The course is intended to provide students with a detailed understanding of basic and applied entomology and the issues associated with, on the one hand, their ecology and conservation and on the other the control of harmful species worldwide. The course is underpinned by an extensive programme of agri-environment research at Harper Adams and long-standing collaborations with research institutes and other organisations in the UK and overseas.
Harper Adams is the UK’s only provider of postgraduate courses in entomology and related areas. There is currently a shortage of expertise in this important topic, which is a key element in the effort to ensure global food security and the understanding of biodiversity. By successfully completing this course you will develop a range of abilities that will prepare for an interesting and fulfilling career in an area with considerable opportunities.
Insects and allied invertebrates comprise approximately 78 per cent of the world’s macro-biodiversity, whereas vertebrates, even using the most generous estimates, make up less than three per cent. Insects and their relatives play an important role in all of our ecosystems. They range from beneficial insects such as pollinators and natural control agents to essential parts of the decomposition cycle such as dung and carrion insects. Many are also important pests of agriculture, horticulture and forestry, in addition to those that cause human health problems.
Many insects are also rare and endangered and need to be managed for conservation. Other insects are used as model organisms for evolutionary and genetic studies.
The aim of the course is to provide students with specialized training in entomology and conservation.
The course will:
■ prepare students for a career in entomology and/or conservation
■ offer vocational training in the area of applied entomology or insect conservation
■ prepare students for PhD studies
The course is intended to provide a detailed understanding of basic and applied entomology and the issues associated with, on the one hand, their ecology and conservation and, on the other, the control of harmful species worldwide. The course is underpinned by an extensive programme of agri-environment research at Harper Adams and longstanding collaborations with research institutes and other organisations in the UK and overseas.
An honours degree (minimum lower second class) or a good FdSc/HND pass in a relevant subject area together with related industrial or professional experience of at least two years. In addition, the suitability of candidates for particular programmes may be assessed by interview, considering reports from referees and by evaluating previous experience.
How will it benefit me?
Having completed the taught part of MSc you will be able to identify insects to at least family level, determine their key characteristics, and critically evaluate the role of insects in managed and natural ecosystems. You will also learn to assess and exploit technology to solve insect-related problems.

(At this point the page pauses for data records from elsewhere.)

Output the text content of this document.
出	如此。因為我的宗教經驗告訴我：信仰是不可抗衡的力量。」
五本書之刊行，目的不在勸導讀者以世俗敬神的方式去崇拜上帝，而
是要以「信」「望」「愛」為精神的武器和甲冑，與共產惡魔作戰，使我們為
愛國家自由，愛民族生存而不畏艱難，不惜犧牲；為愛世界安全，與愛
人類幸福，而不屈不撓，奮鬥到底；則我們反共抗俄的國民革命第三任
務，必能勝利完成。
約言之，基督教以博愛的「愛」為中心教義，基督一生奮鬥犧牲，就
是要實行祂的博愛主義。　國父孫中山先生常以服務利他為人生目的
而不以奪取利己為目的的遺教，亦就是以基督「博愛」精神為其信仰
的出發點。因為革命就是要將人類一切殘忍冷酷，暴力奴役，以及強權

The course will focus on producing integrated management solutions that pay due regard to agronomic, social and environmental requirements. Students also learn how to disseminate issues and ideas relating to insect control and conservation to a range of audiences using various methods of communication.
The research project for the MSc will allow you to test hypotheses relevant to pure and applied entomological research by designing, carrying out, analysing and interpreting experiments or surveys. You will also learn to evaluate and interpret data and draw relevant conclusions from existing entomological studies.
The MSc covers a broad range of topics in entomology and conservation and all students receive training in fundamental skills which will enable them to enter an entomological work environment or a research career in ecological entomology or insect conservation. There is, however, considerable flexibility, enabling each student to focus on specialist subjects consistent with their interests and future career intentions.
Students holding an MSc in Entomology have gone on to work for research institutes such as Rothamsted Research, FERA (the Food and Environment Research Agency), the James Hutton Institute, commercial biological control companies, the agrochemical industry and as agronomists and ecological consultants.
They have also gained employment with conservation bodies such as Natural England, Scottish Natural Heritage or overseas. A number of graduates have worked as forensic entomologists. Typically 70 per cent of Entomology MSc graduates will go into research careers or onto PhD courses.